绎儿侧过脸对尼思雅道:“把药端过来吧。”

尼思雅应了一声,将药碗端了过来,递给绎儿服下,才将碗收走,便听见屋门外一阵吵嚷的喧闹声音,一众人立刻本能地往喧嚣之处投去目光。

绎儿轻启朱唇道:“如雁,怎么了?”

“是福晋房里闹鬼,请了几个萨满来驱驱邪,这会儿想是在做法呢。”尼思雅解释道。

“闹鬼?”绎儿眉心一皱,“闹得什么鬼?”

“嗯,说是……”尼思雅神秘兮兮中带着紧张,“说是福晋前两天晚上起夜,撞见了一个死去的女人,是叫……叫……姓纳兰的……”

“纳兰宝寅?”雁奴脱口而出。

“对对!就是这个名字!”尼思雅的脸色一白,“姐姐,你怎么知道?”

“呃……”雁奴只道自己说漏了嘴,赶紧打马虎眼,“是上次听见人说起的……”

“嗯,就是她!说是,福晋被她索命,差点就……”尼思雅压低了声音,“据说是差一点就悬梁自尽了,亏得是纳蝶救的及时,不然……现在啊,福晋神经兮兮的,好像都魔怔了。”

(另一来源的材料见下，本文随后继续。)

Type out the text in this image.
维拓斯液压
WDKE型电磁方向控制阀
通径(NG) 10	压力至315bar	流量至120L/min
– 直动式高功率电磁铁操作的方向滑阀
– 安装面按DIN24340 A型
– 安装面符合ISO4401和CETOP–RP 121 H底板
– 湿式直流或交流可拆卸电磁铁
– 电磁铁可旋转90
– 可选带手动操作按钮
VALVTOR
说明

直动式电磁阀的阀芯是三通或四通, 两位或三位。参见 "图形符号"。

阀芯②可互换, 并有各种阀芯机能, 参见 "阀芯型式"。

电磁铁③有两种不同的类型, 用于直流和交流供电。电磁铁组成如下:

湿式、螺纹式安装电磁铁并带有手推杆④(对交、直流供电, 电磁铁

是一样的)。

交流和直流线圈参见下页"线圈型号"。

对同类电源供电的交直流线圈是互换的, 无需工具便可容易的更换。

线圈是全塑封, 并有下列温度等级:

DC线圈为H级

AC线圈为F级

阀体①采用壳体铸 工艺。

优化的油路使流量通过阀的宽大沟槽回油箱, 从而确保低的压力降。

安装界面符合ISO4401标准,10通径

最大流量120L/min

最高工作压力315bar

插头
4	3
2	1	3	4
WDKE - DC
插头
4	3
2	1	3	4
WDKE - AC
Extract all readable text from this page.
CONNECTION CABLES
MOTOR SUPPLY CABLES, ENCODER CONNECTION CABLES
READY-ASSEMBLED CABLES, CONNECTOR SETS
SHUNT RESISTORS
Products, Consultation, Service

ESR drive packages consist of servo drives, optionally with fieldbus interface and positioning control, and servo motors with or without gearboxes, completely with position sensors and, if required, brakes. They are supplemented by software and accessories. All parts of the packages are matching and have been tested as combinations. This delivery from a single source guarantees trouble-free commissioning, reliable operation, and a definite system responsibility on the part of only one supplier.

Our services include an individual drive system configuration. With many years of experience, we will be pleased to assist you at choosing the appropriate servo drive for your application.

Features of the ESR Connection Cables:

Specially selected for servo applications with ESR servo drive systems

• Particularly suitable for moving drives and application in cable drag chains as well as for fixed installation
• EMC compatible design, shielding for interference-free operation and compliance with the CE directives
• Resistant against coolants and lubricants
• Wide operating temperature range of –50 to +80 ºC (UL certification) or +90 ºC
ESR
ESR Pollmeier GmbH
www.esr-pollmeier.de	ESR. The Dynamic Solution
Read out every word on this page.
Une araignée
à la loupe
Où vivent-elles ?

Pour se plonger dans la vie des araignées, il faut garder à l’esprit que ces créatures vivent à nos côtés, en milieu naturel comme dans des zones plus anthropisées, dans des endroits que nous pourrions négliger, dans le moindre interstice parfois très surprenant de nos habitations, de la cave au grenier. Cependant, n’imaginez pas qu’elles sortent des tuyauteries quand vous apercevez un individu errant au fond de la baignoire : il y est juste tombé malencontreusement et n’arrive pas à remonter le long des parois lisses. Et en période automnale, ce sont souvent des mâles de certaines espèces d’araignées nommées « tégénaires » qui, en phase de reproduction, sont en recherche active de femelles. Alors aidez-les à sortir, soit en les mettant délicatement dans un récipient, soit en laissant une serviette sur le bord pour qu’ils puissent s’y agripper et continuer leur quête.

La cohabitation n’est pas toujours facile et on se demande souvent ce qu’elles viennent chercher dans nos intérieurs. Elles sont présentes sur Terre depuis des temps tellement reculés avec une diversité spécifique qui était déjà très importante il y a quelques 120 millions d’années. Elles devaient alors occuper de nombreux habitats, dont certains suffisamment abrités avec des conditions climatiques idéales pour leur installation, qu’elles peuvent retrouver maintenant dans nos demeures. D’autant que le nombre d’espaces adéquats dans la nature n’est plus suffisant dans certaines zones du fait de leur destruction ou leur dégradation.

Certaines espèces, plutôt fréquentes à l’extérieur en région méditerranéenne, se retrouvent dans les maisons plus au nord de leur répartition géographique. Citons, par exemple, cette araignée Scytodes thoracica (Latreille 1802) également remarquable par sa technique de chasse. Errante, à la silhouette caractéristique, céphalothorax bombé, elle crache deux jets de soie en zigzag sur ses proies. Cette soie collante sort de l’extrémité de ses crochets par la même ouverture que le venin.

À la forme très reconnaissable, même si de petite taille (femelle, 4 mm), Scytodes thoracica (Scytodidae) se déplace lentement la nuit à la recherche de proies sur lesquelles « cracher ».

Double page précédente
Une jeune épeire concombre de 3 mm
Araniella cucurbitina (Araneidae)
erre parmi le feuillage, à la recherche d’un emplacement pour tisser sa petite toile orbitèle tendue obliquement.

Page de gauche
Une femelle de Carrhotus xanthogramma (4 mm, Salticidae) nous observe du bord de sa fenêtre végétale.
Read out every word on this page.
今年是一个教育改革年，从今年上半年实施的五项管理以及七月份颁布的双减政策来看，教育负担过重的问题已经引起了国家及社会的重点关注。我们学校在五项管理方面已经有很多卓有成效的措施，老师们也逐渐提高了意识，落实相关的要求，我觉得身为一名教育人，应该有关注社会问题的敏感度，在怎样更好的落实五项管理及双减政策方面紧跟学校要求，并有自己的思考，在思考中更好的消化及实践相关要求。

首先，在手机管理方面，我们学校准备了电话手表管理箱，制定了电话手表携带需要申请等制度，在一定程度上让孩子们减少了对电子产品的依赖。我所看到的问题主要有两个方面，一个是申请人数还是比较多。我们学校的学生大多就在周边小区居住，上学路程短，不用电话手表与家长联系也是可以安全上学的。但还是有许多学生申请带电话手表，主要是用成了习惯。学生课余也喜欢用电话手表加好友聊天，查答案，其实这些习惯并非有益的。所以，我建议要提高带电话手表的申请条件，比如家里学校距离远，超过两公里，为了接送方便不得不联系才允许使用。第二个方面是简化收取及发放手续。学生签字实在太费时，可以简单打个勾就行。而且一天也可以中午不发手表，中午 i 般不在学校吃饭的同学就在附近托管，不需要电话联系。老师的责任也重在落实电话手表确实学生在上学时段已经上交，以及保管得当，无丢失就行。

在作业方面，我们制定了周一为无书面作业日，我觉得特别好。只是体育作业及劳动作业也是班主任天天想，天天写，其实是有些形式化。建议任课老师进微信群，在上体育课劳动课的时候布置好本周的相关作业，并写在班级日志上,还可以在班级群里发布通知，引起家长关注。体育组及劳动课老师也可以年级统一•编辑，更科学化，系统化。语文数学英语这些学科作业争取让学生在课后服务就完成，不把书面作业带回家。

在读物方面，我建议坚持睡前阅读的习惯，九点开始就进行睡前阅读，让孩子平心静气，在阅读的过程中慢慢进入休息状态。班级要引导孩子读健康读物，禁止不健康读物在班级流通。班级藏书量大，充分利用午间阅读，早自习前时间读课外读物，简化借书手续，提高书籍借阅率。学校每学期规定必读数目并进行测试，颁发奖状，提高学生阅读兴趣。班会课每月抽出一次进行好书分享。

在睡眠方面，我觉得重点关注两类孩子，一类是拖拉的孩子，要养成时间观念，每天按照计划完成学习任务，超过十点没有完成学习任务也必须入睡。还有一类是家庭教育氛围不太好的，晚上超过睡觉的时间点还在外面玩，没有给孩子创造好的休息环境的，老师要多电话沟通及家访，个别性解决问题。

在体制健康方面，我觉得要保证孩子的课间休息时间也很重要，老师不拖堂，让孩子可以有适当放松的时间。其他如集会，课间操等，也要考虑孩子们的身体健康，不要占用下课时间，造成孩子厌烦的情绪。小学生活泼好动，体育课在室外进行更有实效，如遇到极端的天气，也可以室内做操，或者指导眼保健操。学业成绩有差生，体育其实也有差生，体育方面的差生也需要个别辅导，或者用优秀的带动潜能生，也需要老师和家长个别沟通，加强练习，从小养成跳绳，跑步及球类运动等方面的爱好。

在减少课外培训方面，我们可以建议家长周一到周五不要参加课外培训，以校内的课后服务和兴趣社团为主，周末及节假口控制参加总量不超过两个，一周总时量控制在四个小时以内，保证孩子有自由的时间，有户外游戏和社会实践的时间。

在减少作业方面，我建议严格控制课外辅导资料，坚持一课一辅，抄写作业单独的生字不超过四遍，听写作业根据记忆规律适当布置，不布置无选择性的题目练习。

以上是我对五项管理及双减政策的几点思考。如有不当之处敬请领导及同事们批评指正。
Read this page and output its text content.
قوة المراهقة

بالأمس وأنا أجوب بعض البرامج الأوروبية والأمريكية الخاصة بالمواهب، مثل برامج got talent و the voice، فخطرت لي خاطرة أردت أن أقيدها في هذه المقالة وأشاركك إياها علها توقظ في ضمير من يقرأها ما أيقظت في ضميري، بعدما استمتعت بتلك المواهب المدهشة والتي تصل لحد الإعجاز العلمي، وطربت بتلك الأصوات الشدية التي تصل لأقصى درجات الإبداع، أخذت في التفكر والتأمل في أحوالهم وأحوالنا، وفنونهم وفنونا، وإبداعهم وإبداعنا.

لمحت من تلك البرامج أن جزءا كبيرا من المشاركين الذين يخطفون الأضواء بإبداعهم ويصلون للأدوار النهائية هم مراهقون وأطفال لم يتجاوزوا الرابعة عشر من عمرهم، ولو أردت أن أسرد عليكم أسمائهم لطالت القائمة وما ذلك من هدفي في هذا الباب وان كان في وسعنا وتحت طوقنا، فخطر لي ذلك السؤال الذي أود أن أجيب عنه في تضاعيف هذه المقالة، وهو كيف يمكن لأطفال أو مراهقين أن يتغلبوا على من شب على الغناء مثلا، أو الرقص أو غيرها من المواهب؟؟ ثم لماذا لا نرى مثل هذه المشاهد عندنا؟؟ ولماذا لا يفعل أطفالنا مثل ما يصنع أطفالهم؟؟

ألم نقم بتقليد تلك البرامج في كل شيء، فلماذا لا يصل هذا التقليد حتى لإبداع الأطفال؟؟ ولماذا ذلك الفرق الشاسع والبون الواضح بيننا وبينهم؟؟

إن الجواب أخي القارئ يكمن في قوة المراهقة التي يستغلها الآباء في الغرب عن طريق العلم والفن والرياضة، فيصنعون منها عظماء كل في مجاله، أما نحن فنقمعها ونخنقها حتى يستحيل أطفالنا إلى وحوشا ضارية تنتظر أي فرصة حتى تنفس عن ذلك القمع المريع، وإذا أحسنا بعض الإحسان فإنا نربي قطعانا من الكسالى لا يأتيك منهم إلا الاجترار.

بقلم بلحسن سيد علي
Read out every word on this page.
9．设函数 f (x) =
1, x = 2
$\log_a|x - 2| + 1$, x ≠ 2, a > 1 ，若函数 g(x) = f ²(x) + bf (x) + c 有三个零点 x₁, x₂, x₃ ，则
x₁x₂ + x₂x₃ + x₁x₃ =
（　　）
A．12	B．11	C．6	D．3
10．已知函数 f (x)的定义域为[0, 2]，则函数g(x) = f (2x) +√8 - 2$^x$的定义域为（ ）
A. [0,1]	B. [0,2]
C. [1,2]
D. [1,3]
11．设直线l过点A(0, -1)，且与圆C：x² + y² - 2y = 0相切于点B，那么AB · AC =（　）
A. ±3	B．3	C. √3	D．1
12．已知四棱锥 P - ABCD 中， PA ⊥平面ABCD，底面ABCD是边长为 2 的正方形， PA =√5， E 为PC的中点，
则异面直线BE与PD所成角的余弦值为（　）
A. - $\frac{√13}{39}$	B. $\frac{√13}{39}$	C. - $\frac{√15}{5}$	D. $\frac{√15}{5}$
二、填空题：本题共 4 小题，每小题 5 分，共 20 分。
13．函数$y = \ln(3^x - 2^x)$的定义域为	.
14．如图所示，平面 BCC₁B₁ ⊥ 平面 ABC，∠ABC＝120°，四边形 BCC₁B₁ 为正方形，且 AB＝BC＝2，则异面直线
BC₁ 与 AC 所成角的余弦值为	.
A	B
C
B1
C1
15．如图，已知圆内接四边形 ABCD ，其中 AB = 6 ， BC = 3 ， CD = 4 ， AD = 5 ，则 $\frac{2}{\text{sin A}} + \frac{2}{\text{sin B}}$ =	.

“魔怔了?”绎儿轻声念了一句,转念冷静下来道,“不管了,福晋的事情咱们还是不要插嘴。雁奴,你吩附下徐嬷嬷,这两日就不要带绶儿去前院玩了,免得出什么乱子。”

“是,小姐。”雁奴也认为多一事不如少一事。

“另外,吩附这个院子里奴婢们没事不要乱窜院子,尤其不要去前院打扰福晋的人,别引火烧身。”绎儿觉得还不能放心下来,于是叮嘱再三。

“奴婢们记下了,小主你放心。”尼思雅和雁奴对了个眼神,努力点点头。

第三回

 十月的天气本该是秋高气爽的时候了,可是沿途而来衣著褴衫的难民却让左明瑚内心里压抑到了极致,周遭的空气干燥的让人无法呼吸,正如这关中混乱成一片的局势。

流离失所的百姓越来越多,而加入到造反队伍里的破落军户也日渐增多。这些人不同于寻常百姓,他们祖祖辈辈就是以军籍的身份屯边的。平日里屯田种粮,用的是锄头犁耙,和平常的农民没什么差别。倘若一旦边关告警,他们拾起刀枪,马上就成了一国的藩篱,可以在疆场上浴血搏杀。这就是大明太祖皇帝定下的屯田养兵的祖制。